There is an old proverb that says that an ounce of prevention is better than a pound of cure. While it is good advice generally, when it comes to health care, one has to be cautious about overdoing prevention.
My former physician in Cleveland before he retired was very much into preventative care. At any sign of something that seemed like an early warning sign, he would suggest prophylactic measures. He would prescribe diagnostic tests and look for signs that something needed attention. So when it seemed like my bone density was slightly lower than it ought to be, a symptom known as osteopenia (which is not the same as osteoporosis which is manifestly low bone density), he suggested that I take daily doses of the drug alendronate (which is marketed under the name Fosomax) which purports to increase bone density. I bought a supply but never got around to taking it and decided to wait awhile. Why? Because in general, I try to avoid routine medicine intake. Since my bone density was still close to normal, I decided to not take any medication to treat it until the signs worsened. After all, I was being compared to the western norm while that may have been my bone density all along. I told him of my decision and he understood it.
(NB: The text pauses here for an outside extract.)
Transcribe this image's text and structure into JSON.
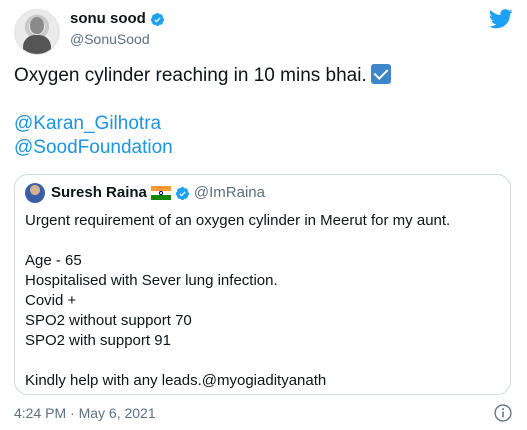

I am also aware of how science works and know that it takes a long time before there can be a solid consensus about any treatment. And it emerged that while alendronate did increase bone density, there were serious side effects and that it should not be taken for more than three years for those with low risk.
My physician also suggested that I take a daily low-dose aspirin to reduce the risk of heart attack, a popular treatment at one time. Since I did not have high blood pressure or any risk factors associated with heart disease (other than my father dying of a heart attack but he was a smoker and drinker unlike me), I decided to not start a daily drug regimen there too and since my risk was small, my physician was agreeable with me not doing so. Now comes new studies that say that daily aspirin may not be a good idea for everyone.
Older adults without heart disease shouldn’t take daily low-dose aspirin to prevent a first heart attack or stroke, an influential health guidelines group said in preliminary updated advice released Tuesday.
Bleeding risks for adults in their 60s and up who haven’t had a heart attack or stroke outweigh any potential benefits from aspirin, the U.S. Preventive Services Task Force said in its draft guidance.
For the first time, the panel said there may be a small benefit for adults in their 40s who have no bleeding risks. For those in their 50s, the panel softened advice and said evidence of benefit is less clear.
The recommendations are meant for people with high blood pressure, high cholesterol, obesity or other conditions that increase their chances for a heart attack or stroke. Regardless of age, adults should talk with their doctors about stopping or starting aspirin to make sure it’s the right choice for them, said task force member Dr. John Wong, a primary-care expert at Tufts Medical Center.
“Aspirin use can cause serious harms, and risk increases with age,” he said.
If finalized, the advice for older adults would backtrack on recommendations the panel issued in 2016 for helping prevent a first heart attack and stroke, but it would be in line with more recent guidelines from other medical groups.
My subsequent physicians are much less aggressive in prescribing preventative measures, showing the lack of consensus on some of these items. I do take regular checkups to make sure that vitals signs are stable and one measure that I do regularly are colonoscopies because the benefits of that seem to be very well established. Also, the benefits of a balanced diet and reasonable amounts of exercise and practicing moderation and avoiding excess in any area are also good things to do. They have no side effects or downsides, always a plus for me. And of course, I take all the recommended vaccinations, such as the ones for covid-19, shingles, and flu because not only is there a solid consensus on the benefits, those are all highly contagious diseases so my taking them is also an act of civic responsibility because it helps control their prevalence in the general community as well and reduces the risk to other people.
In the days of the internet one gets bombarded with all manner of unsolicited medical advice and treatments in the form of the little boxes on the web pages, some promising miracle cures, others with warnings that some everyday food can kill you. If one is easily alarmed, those pages can lead you down avenues towards all manner of quack treatments. Doctors complain of patients coming to them and demanding that they prescribe treatments that they have read about on the internet, even though those have little evidence behind them.
The best course of action is always the one taken in consultation with your physician so that you can arrive at a treatment that is based on sound science that you are both comfortable with.